We illustrate the workflow for assessing possible conformational changes at different temperatures in an antibody of clinical interest (PDB 5DK3, full-length pembrolizumab). This blockbuster mAb is important for immunotherapy in various cancer models, and therefore is important to determine whether physical factors such as temperature may impact its activity. Pembrolizumab is a very compact molecule due to the presence of a short hinge region between each Fab domain and Fc (24). As such, Fab domains are about 2 nm closer to each other and also closer to Fc, than corresponding IgG1 structures (Figure 1a and b in reference 24). We asked whether, from a structural viewpoint, temperatures attained during fever or acute inflammation may induce conformational changes in this molecule. Based on a first set of simulations (https://sites.google.com/view/thermopcd/cancers/pembrolizumab), we made use of the structures obtained after 100 ns, to determine the extent of movements of the Fab domains with temperature. Using PyMol (https://pymol.org/2), we prepared each pembrolizumab structure by highlighting the hinge regions (green and red, respectively, for each heavy chain). For comparison, we superimposed the structures obtained at 310 K and at 313 K with the original crystal structure, thus yielding RMSD of 0.36 nm and 1.52 nm, respectively. This increase in RMSD can be explained by visualizing Figure 4, whereby enhanced mobility of Fab domains is apparent from 310 K to 313 K. This behaviour at higher temperatures is similar to more independent domain motions and interactions that are known for IgG1 antibodies. Importantly, all the structures here used had the S228P mutation that is known to not only facilitate interchain disulphide-bond formation, but also to restrict Fab conformational changes (24), the latter of which appear to be relaxed on increasing temperature into a pathological range. Limiting or enabling these conformational changes in IgG4 antibodies may be important as these molecules have, on average, lower binding affinities, compared to IgG1 and IgG2 isoforms (24).

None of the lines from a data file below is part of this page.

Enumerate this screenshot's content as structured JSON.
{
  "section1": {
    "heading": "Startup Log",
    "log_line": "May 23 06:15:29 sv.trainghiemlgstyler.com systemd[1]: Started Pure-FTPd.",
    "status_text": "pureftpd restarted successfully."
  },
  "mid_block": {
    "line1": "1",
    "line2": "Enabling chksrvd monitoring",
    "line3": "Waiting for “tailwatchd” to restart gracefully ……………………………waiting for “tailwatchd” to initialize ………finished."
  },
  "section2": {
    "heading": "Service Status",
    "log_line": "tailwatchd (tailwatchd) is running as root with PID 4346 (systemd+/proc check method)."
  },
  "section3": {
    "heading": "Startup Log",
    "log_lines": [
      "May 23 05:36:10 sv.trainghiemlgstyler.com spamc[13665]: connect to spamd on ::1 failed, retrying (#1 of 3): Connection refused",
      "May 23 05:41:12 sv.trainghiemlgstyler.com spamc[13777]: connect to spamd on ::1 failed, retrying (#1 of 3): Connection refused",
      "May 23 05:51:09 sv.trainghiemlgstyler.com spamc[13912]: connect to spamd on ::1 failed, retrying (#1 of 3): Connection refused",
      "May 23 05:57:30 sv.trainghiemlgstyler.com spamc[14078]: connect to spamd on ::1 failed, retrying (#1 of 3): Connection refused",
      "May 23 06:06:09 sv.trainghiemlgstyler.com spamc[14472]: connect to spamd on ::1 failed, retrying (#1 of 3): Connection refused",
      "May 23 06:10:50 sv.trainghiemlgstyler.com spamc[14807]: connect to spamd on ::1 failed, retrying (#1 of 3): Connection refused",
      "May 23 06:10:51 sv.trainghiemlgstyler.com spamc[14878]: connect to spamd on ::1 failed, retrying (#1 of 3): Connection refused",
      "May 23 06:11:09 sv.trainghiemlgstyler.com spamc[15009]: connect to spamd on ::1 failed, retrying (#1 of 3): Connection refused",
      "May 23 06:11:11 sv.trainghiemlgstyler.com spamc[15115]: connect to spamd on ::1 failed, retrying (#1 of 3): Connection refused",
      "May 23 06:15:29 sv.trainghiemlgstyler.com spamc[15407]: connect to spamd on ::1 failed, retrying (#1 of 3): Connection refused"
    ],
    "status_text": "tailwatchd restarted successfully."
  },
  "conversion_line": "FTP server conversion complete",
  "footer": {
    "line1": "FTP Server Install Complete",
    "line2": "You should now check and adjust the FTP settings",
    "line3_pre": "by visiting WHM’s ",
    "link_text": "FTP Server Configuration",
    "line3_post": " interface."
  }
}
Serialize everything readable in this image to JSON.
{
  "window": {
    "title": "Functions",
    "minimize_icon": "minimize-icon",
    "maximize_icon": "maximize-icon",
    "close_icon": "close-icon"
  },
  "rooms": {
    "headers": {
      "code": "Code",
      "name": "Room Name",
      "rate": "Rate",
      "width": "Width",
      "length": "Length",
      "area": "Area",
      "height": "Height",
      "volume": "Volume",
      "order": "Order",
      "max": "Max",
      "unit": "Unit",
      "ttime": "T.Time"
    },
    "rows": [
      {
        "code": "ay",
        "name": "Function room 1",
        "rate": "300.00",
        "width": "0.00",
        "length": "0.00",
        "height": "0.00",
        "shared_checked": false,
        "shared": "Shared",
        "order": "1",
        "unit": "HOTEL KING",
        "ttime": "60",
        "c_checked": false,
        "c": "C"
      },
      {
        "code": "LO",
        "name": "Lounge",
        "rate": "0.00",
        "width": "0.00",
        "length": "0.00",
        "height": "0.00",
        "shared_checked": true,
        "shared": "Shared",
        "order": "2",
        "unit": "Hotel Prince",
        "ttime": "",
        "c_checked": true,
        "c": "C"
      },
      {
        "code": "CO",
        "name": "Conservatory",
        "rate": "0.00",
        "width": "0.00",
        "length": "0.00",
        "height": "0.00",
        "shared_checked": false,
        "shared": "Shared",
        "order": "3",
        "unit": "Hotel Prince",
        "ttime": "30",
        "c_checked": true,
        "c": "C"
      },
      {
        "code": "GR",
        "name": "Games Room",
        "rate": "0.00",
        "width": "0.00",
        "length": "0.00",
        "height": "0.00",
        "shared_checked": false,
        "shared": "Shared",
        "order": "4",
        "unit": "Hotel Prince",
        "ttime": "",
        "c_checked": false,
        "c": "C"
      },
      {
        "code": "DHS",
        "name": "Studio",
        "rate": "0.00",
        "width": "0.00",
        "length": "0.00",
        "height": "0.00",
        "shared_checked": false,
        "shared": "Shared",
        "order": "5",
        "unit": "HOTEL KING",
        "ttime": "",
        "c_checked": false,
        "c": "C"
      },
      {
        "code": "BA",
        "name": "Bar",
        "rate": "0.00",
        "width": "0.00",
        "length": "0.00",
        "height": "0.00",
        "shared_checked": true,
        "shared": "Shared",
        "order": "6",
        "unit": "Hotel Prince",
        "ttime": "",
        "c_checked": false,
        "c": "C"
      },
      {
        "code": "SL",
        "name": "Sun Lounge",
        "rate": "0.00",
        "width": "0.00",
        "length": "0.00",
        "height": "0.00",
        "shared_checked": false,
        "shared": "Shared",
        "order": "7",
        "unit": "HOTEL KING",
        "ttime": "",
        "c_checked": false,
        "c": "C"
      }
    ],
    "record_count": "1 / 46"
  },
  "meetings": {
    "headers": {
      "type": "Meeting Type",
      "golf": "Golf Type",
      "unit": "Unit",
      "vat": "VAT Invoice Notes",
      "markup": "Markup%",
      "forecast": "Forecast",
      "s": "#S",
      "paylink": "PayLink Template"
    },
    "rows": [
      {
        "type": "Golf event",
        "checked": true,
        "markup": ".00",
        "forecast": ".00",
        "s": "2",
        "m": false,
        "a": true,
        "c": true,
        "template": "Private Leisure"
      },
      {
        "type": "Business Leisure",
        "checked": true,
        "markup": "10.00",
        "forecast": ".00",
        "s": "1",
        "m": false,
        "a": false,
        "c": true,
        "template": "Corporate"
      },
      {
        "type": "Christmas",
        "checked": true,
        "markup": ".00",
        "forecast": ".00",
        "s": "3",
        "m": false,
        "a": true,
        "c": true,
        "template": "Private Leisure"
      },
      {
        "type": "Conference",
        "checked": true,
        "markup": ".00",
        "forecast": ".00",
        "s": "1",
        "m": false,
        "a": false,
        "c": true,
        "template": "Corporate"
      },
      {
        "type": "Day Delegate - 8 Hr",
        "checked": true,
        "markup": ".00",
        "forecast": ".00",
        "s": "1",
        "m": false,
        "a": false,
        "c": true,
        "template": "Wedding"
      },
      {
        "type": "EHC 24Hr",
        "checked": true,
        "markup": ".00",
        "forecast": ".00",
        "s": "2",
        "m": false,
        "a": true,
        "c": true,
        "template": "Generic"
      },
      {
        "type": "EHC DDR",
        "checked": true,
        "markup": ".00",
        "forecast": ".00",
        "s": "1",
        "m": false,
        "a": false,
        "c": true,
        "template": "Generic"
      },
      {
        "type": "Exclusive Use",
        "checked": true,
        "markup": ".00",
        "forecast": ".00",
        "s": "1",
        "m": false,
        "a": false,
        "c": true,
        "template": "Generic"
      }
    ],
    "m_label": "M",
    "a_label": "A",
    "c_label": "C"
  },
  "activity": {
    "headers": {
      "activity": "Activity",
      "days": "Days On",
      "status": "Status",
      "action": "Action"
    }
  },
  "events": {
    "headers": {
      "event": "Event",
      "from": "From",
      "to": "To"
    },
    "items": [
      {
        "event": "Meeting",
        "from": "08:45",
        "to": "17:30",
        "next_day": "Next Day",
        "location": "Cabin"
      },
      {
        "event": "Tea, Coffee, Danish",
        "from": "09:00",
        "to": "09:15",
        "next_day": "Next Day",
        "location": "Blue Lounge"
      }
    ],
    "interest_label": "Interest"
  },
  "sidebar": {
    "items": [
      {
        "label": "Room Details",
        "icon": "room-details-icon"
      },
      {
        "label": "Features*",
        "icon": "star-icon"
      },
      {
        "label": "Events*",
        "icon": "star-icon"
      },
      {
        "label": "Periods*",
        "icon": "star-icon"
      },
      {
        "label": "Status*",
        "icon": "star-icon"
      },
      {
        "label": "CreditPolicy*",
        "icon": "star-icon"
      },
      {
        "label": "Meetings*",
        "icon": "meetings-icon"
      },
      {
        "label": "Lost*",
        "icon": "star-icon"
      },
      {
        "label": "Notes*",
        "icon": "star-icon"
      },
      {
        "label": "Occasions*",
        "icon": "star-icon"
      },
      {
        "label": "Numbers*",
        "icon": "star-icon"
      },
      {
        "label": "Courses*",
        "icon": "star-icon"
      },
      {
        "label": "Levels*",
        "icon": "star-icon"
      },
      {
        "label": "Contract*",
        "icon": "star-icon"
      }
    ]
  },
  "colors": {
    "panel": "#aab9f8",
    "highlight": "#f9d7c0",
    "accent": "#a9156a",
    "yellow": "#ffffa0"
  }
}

Structures of pembrolizumab (PDB 5DK3) after 100 ns at 310 K (a), 311 K (b), 312 K (c) and 313 K (d). Hinge regions are indicated by arrows.
Figure 4.

Structures of pembrolizumab (PDB 5DK3) after 100 ns at 310 K (a), 311 K (b), 312 K (c) and 313 K (d). Hinge regions are indicated by arrows.

Assessing temperature-dependent changes in binding free energies in immune complexes

We further highlight ThermoPCD data as a means to estimate the binding free energies between partners of various immune complexes, under different thermal conditions. Using the example of human of PD-1/PD-L2 complex (PDB 6UMT), it is possible to monitor the changes in binding free energies from three random seeds, for a duration of 500 ns each, as indicated in Figure 5. The averages (in kJ/mol) of these binding free energies with temperatures were −114.2 ± 6.4, −132 ± 2.9, −148 ± 9.2 and −126.3 ± 8.1, from 310 K to 313 K, respectively. The increase in the binding free energy from 37°C to 39°C, by about 30%, between these important inhibitors of the immune response during cancer progression may, in part, shed light on the positive role of inflammation-range temperatures for tumour cells, and not only for the activity of T-cells, as previously shown (28). Further, it is possible that at the highest temperatures (i.e. 40°C), the structures of PD-1 and PD-L2 may be affected, to the extent that the binding interface is reduced, leading to a loss in favourable binding free energy.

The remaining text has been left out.